私はただ一人、拘置所と向かい合い、拘置所を眺めている。輪は閉ざされ、出口はない。私はただじっと身動きもせず苦しむ。不毛な、残酷な、不能の状態。「拘置所」が悲痛なものであるとき、そこでは何ものも悲しみを喪に変えることができないのである。そしてもし弁証法とは、滅びゆくものを統御し、死の否定を労働の原動力に変える思考であるとするなら、「拘置所」とは非弁証法的なものである。「拘置所」は舞台の本性にもとる舞台であって、そこでは死を《見つめ》、考え、内面化することができない。言いかえればそれは、静止した「死」の舞台であって、「悲劇」は排除される。「拘置所」はあらゆる浄化作用、カタルシスをしめ出してしまうのだ。「拘置所」においては、「時間」の不動化は、必ずある極端な、奇異なやり方でおこなわれる。「時間」がせき止められてしまうのだ。「拘置所」は《現代的》なものであり、われわれのもっとも今日的な日常生活にとけこんでいるが、そうはいっても「拘置所」のうちには、いわば時代遅れの謎めいた点、不思議な停滞、一時停止という観念の本質そのものが含まれているのである。
かくして私は写真と東京、そして拘置所という装置についての遍歴を重ねてはみたものの、しかし私は「拘置所」というものの本性を発見したわけではなかった。私は自分自身のなかにさらに深く降りていって、「拘置所」の明証を見出さねばならないが、それには拘置所への収容という機会を待たねばならないのかもしれない。その意味では、私はこれまで述べてきたことを取り消さなければならなかった。

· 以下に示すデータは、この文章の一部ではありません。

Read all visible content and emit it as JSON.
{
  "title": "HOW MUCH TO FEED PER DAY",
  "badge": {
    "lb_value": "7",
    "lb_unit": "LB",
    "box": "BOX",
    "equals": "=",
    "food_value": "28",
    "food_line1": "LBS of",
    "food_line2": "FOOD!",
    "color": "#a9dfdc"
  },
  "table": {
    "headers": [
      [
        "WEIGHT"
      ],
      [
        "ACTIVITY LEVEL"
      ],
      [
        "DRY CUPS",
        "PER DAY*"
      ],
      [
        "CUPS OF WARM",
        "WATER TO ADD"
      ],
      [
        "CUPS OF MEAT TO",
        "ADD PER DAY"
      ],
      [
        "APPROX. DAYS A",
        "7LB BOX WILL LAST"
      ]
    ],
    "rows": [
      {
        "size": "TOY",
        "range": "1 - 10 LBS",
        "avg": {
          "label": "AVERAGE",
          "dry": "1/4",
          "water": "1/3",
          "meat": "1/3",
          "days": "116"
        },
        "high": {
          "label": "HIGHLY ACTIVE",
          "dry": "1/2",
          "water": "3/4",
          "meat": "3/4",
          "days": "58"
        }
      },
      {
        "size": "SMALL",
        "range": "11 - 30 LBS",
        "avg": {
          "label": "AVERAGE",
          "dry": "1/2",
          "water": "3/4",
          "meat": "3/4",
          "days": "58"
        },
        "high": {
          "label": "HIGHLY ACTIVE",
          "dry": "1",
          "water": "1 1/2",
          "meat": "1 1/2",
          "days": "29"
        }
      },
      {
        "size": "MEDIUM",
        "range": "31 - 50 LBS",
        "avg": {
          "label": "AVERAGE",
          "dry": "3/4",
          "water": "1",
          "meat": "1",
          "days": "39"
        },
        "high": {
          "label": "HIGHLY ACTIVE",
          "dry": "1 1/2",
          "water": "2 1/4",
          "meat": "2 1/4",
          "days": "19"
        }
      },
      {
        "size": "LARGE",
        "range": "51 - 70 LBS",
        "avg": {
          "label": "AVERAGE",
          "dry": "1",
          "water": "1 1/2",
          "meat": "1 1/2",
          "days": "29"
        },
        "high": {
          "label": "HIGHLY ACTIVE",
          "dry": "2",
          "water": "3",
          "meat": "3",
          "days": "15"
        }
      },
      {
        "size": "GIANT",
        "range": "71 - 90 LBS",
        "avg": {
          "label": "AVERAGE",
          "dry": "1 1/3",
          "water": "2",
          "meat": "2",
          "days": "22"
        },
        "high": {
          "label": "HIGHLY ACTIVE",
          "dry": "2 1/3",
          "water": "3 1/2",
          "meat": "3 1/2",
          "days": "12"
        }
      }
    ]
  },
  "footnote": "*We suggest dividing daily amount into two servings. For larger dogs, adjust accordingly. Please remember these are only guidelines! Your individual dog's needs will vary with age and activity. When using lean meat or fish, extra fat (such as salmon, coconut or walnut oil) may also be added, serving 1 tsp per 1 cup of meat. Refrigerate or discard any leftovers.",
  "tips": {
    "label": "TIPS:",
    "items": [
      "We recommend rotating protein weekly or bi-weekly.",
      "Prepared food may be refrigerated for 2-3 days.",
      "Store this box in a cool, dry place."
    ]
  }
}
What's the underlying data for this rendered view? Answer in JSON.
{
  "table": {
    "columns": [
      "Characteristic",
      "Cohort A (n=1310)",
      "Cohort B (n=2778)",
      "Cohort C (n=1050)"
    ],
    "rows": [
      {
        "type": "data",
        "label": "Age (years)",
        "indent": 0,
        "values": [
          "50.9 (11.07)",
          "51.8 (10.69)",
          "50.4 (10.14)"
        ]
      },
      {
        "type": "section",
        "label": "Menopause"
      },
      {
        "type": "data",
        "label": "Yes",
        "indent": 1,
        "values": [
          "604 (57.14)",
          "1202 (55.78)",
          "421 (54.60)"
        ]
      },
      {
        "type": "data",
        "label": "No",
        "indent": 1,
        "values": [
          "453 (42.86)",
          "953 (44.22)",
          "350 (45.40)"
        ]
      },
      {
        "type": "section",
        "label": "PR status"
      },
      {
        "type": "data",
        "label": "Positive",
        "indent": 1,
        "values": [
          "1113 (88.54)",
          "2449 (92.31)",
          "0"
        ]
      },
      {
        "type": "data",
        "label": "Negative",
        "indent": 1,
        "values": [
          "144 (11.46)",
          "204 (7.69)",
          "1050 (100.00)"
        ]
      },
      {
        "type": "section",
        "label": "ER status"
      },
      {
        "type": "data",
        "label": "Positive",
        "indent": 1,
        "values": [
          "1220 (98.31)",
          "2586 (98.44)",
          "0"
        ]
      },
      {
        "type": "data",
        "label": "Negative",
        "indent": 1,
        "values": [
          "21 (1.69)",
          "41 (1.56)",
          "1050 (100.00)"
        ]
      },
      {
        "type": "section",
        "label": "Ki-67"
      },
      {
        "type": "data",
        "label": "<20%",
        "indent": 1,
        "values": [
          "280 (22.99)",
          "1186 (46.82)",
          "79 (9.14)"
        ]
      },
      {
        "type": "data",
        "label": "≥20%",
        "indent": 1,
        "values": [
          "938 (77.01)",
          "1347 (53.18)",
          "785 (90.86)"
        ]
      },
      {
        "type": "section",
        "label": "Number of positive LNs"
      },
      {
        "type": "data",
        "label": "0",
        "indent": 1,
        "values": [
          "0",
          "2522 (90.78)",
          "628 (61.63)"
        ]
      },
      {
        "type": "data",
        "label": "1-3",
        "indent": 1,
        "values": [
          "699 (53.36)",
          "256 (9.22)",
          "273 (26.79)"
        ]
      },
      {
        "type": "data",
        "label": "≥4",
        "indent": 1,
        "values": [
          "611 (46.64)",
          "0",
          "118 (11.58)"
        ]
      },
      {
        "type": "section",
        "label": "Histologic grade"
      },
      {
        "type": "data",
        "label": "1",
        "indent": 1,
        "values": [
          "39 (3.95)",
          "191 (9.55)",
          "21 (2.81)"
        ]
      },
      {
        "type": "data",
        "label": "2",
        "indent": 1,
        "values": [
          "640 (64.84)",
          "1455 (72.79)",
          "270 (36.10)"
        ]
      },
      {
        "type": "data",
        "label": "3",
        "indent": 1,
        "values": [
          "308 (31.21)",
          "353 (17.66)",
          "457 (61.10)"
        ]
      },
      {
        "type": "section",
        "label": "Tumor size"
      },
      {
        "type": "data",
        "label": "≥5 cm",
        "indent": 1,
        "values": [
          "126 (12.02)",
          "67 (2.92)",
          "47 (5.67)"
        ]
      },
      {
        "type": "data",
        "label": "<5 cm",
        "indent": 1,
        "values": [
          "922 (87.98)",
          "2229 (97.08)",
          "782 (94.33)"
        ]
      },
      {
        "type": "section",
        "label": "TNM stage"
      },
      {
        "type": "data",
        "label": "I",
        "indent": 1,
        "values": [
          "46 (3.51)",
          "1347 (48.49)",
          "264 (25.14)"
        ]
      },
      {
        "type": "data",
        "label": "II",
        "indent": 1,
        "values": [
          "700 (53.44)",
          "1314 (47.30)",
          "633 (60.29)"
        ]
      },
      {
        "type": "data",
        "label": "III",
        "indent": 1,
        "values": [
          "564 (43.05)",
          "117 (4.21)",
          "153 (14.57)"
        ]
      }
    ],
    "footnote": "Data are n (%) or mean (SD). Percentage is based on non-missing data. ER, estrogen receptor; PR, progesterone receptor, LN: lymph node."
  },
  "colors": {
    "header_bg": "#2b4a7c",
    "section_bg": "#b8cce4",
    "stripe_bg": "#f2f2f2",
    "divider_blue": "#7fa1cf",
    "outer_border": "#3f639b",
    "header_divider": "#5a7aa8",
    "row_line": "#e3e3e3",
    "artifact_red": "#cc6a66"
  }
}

*1 ロラン・バルト著 花輪光訳『明るい部屋』みすず書房、1985年
しかし、ロラン・バルトのタイトルが示唆するものは部屋を伴わない19世紀初頭に発明されたスケッチの補助装置としてのカメラ・ルシダである。英訳タイトルはCamera Lucidaであり、表紙にはカメラ・ルシダの図版が掲載されている。